Taking the step to strike down Exception 2 of Section 375 of the Indian Penal Code would lead to several controversies since the gray areas persist while dealing with this particular issue.


One of the reasons is that such a decision will “destabilize the institution of marriage”, as termed by one of the advocates, marriage in the Indian culture has always been sacred and it depends on family values. Thus, due to the social values followed by the families, this offense cannot be criminalized.

A woman has always been treated as an individual whose whole and sole purpose is to survive at the will and satisfaction of her spouse and the term ‘Kanyadaan’ means giving away the daughter to the husband. It means donating the girl to a different family, which again, is done without her consent.

These practices have made it difficult to believe that when a woman says a ‘NO’ it means an outright ‘NO’ whether it comes from a married woman or unmarried, a divorcee or a minor. Misogyny and prioritizing the needs of the husband have become problematic and lead to the discrimination of men and women which is unconstitutional.


Another reason for not striking down this provision is that many women could use the criminalization of marital rape to falsely accuse their husbands, according to men’s rights activists. The male would have to go through sheer harassment and the victim would not be able to prove his innocence in such a case because the relationship between the husband and wife is sexual and the accusation made by the wife shall stand as the witness of the case.


Violation of the laws

The RIT foundation case of 2015 has led us to believe that Article 14 of the constitution talks about equality of law and equal protection of the law. The exception is simply a contradiction to this article because of the disparity between married women and unmarried, for the same non-consensual acts of sexual intercourse. There is no appropriate reason or connection between this and what the section on rape talks about. Thus, Article 14 is violated.


This injustice has also violated Article 21 which mentions the right to protection of life and personal freedom and liberty by all individuals. The life, freedom, and protection of women have been at stake due to the based on the assumption that marriage entails consent to sexual activity. The woman feels insecure and unsafe due to the brutality and mistreatment and thus disposes herself into the hands of her husband.

In Suchita Srivastava v Chandigarh Administration, the supreme created a nexus between the right to personal freedom, liberty, privacy, and bodily integrity with the right to make choices about sexual activity.


The Protection of Women from Domestic Violence Act, of 2005 recognizes the seriousness of marital rape and is taken as a form of domestic violence. Women often resort to this method of raising their rights and sue their husbands for marital rape through the legal division.

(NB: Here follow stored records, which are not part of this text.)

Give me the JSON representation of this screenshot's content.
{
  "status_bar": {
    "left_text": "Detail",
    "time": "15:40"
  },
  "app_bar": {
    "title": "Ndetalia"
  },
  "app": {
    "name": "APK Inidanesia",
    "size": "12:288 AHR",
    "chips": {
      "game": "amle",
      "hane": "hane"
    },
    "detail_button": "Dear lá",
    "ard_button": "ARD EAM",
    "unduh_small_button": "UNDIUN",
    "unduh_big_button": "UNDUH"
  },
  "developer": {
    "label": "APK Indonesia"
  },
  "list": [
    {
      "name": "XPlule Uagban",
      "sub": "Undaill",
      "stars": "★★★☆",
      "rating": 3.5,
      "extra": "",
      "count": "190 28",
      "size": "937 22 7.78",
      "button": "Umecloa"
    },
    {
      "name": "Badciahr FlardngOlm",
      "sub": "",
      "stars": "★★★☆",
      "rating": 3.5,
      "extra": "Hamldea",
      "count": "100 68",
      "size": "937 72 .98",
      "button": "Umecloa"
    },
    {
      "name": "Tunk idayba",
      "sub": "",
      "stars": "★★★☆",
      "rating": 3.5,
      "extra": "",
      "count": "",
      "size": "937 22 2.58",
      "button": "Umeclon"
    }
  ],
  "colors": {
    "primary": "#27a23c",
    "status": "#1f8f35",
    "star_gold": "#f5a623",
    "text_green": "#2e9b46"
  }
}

Marital rape is considered irrational leaving the victim unsafe and remorseful. However, this law does not expressly prohibit marital rape and it has several flaws in it. The laws protecting the offender (husband) are inadequate and ineffective and such laws and methods need to be understood with their seriousness of causing harm and mental agony in the mind and body of a woman.


Conclusion

Every one out of three women has been a victim of this offense. Poland was the first country to criminalize marital rape followed by Australia and several other Scandinavian countries. Positive legal reforms have been inculcated in the system and several laws have been passed to protect the rights of women. Due to the undeniable consequences, it is essential to make marital rape a serious offense by all the countries which still recognize this as an unpunishable and non-serious matter. Such matters require government intervention and the legislation must play an active role in making decisions about the same. Marriage does not mean that a woman is readily available to fulfill her husband’s sexual desires. There must be consensus and mutual consent determining such acts.